Abstract
It is generally believed that surface-based representations bridge the perceptual gap between low-level image features and high-level scene categories. Here we propose a new method to investigate these representations.
First we show that the perception of complex 3D surface configurations can occur in a purely top-down manner, that is in the absence of structured local signals. Observers were asked to indicate the presence or absence of a such a configuration (a large ‘+’ in relief) in random-dot stereograms which, unbeknownst to them, contained only disparity white noise. Both halves of the random-dot stereograms subtended 2.470 × 2.470 deg of visual angle and were composed of a white background filled with 700 black texture elements each spanning 0.048 × 0.048 deg of visual angle (3 × 3 pixels). Each texture element was randomly positioned in the left eye and was shifted in the right eye equiprobably by either −0.963 (one pixel to the left) or 0.963 (one pixel to the right) arcmin.
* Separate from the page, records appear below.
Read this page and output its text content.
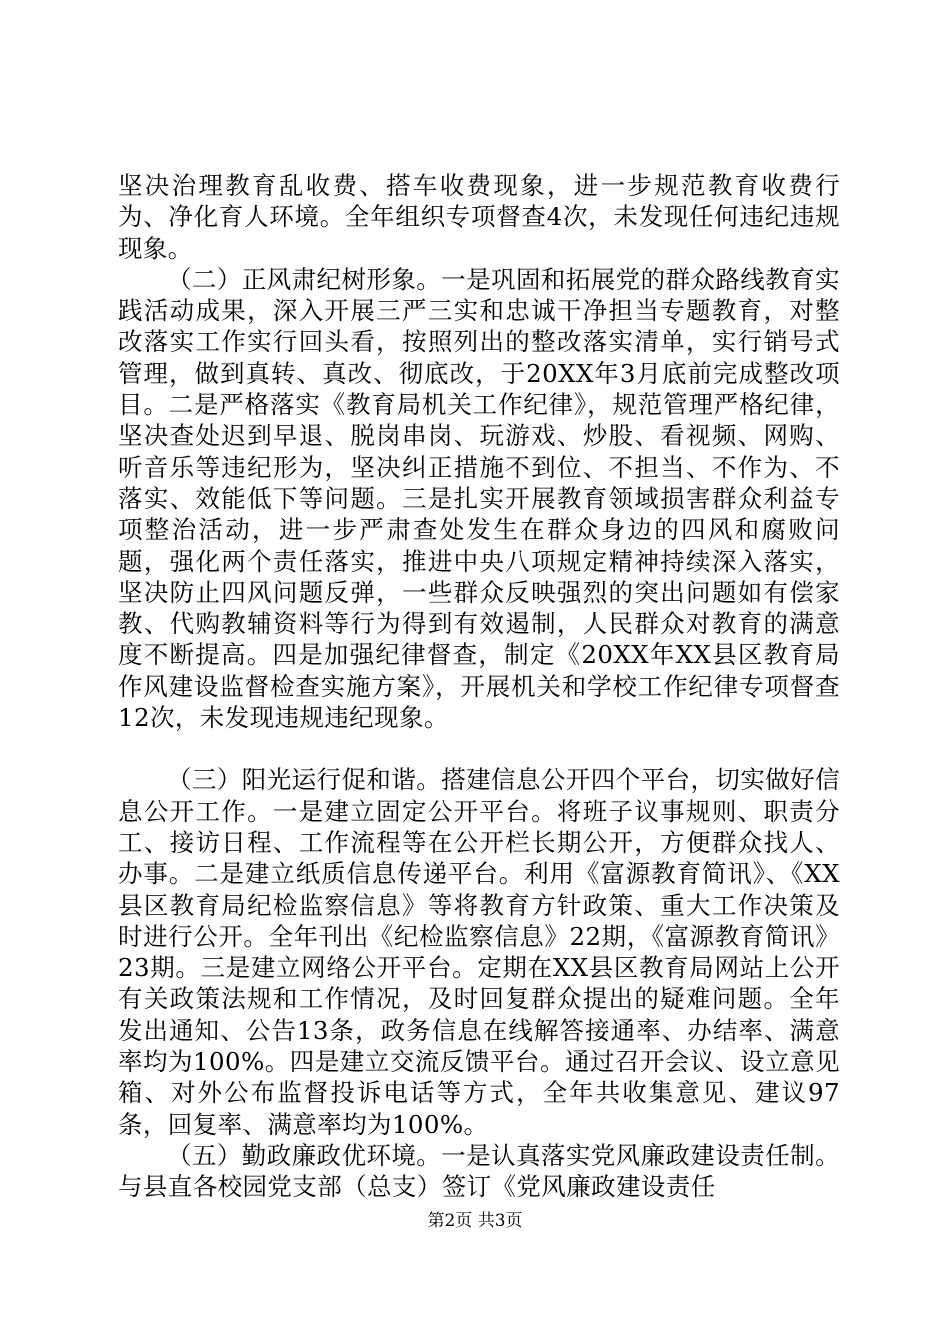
坚决治理教育乱收费、搭车收费现象，进一步规范教育收费行为、净化育人环境。全年组织专项督查4次，未发现任何违纪违规现象。

（二）正风肃纪树形象。一是巩固和拓展党的群众路线教育实践活动成果，深入开展三严三实和忠诚干净担当专题教育，对整改落实工作实行回头看，按照列出的整改落实清单，实行销号式管理，做到真转、真改、彻底改，于20XX年3月底前完成整改项目。二是严格落实《教育局机关工作纪律》，规范管理严格纪律，坚决查处迟到早退、脱岗串岗、玩游戏、炒股、看视频、网购、听音乐等违纪形为，坚决纠正措施不到位、不担当、不作为、不落实、效能低下等问题。三是扎实开展教育领域损害群众利益专项整治活动，进一步严肃查处发生在群众身边的四风和腐败问题，强化两个责任落实，推进中央八项规定精神持续深入落实，坚决防止四风问题反弹，一些群众反映强烈的突出问题如有偿家教、代购教辅资料等行为得到有效遏制，人民群众对教育的满意度不断提高。四是加强纪律督查，制定《20XX年XX县区教育局作风建设监督检查实施方案》，开展机关和学校工作纪律专项督查12次，未发现违规违纪现象。

（三）阳光运行促和谐。搭建信息公开四个平台，切实做好信息公开工作。一是建立固定公开平台。将班子议事规则、职责分工、接访日程、工作流程等在公开栏长期公开，方便群众找人、办事。二是建立纸质信息传递平台。利用《富源教育简讯》、《XX县区教育局纪检监察信息》等将教育方针政策、重大工作决策及时进行公开。全年刊出《纪检监察信息》22期，《富源教育简讯》23期。三是建立网络公开平台。定期在XX县区教育局网站上公开有关政策法规和工作情况，及时回复群众提出的疑难问题。全年发出通知、公告13条，政务信息在线解答接通率、办结率、满意率均为100%。四是建立交流反馈平台。通过召开会议、设立意见箱、对外公布监督投诉电话等方式，全年共收集意见、建议97条，回复率、满意率均为100%。

（五）勤政廉政优环境。一是认真落实党风廉政建设责任制。与县直各校园党支部（总支）签订《党风廉政建设责任

第2页 共3页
The number of texture elements (average black to white pixel ratio = 0.232) and their perceived depth (approximately 9 mm in front or behind the screen) were chosen such that a noisy cloud of dots was the dominant percept. Even though no signal was ever presented, observers detected, and reported that they could see, the target in an important proportion of the 20 000 stereograms to which they were exposed.
Second, using least-square multiple regression, we revealed the internal 3D surface representations, or more precisely the Wiener kernels, that best accounted for the observers' responses in the least square sense. The templates were shown to be spatially well defined and to be very stable across trials. Multiple regression has therefore allowed us to reveal pure (uncorrupted by low-level signal) 3D internal surface representations.
Supported by: NSERC PDF — 242082 — 2001 to BB; HFSP RG0109/1999-B to PM.